TOM [remaining at portières]: How did you entertain those gentleman callers?

AMANDA: I understood the art of conversation!

TOM: I bet you could talk.

AMANDA: Girls in those days knew how to talk, I can tell you.

TOM: Yes?

[IMAGE: AMANDA AS A GIRL ON A PORCH GREETING CALLERS.]

AMANDA: They knew how to entertain their gentlemen callers. It wasn’t enough for a girl to be possessed of a pretty face and a graceful figure although I wasn’t alighted in either respect. She also needed to have a nimble wit and a tongue to meet all occasions.

TOM: What did you talk about?

AMANDA: Things of importance going on in the world! Never anything coarse or common or vulgar. [She addresses Tom as though he were seated in the vacant chair at the table though he remains by portieres. He plays this scene as though he held the book.]My callers were gentleman – all! Among my callers were some of the most prominent young planters of the Mississippi Delta – planters and sons of planters!

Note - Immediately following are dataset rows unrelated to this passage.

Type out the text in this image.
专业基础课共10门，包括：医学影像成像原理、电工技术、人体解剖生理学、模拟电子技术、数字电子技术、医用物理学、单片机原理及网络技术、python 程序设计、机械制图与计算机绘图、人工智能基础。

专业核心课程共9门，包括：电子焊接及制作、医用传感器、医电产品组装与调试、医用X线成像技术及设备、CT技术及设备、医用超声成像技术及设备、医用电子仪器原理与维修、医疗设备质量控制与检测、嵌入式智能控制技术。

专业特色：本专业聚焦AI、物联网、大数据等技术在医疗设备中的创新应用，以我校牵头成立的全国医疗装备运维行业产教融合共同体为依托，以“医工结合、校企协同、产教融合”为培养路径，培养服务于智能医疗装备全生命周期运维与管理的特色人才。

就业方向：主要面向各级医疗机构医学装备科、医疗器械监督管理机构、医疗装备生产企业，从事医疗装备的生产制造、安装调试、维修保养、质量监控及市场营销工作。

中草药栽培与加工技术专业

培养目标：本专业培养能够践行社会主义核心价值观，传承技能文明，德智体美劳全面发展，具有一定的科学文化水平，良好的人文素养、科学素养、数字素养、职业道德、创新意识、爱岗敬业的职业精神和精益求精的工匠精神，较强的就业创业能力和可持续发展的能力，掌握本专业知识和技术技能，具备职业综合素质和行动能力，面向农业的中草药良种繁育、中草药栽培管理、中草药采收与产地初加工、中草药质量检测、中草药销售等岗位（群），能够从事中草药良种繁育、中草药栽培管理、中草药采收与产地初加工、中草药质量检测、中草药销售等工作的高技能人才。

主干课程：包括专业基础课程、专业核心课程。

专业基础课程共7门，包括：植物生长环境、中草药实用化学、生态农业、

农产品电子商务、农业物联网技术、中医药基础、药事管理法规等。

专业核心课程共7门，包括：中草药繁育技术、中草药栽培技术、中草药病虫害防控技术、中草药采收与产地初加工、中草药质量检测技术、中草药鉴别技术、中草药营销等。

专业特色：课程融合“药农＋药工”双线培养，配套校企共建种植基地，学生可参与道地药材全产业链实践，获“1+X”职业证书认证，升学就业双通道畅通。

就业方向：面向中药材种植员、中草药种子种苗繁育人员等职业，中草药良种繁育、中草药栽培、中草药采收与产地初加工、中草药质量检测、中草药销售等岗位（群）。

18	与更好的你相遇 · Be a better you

[Tom motions for music and a spot of light on AMANDA. Her eyes lift, her face glows, her voice becomes rich and elegiac.

SCREEN LEGEND: “Où SONT Les NEIGES”]

There was young Champ Laughlin who later became vice-president of the Delta Planters Bank. Hadley Stevenson who was drowned in Moon Lake and left his widow one hundred and fifty thousand in Government bonds.

There were the Cutrere brothers, Wesley and Bates. Bates was one of my bright particular beaux! He got in a quarrel with that wild Wainwright boy. They shot it out on the floor of Moon Lake Casino. Bates was shot through the stomach. Died in the ambulance on his way to Memphis. His widow was also well provided for, came into eight or ten thousand acres, that’s all. She married him on the rebound – never loved her – carried my picture on him the night he died! And there was that boy that every girl in the Delta had set her cap for! That brilliant, brilliant young Fitzhugh boy from Greene County!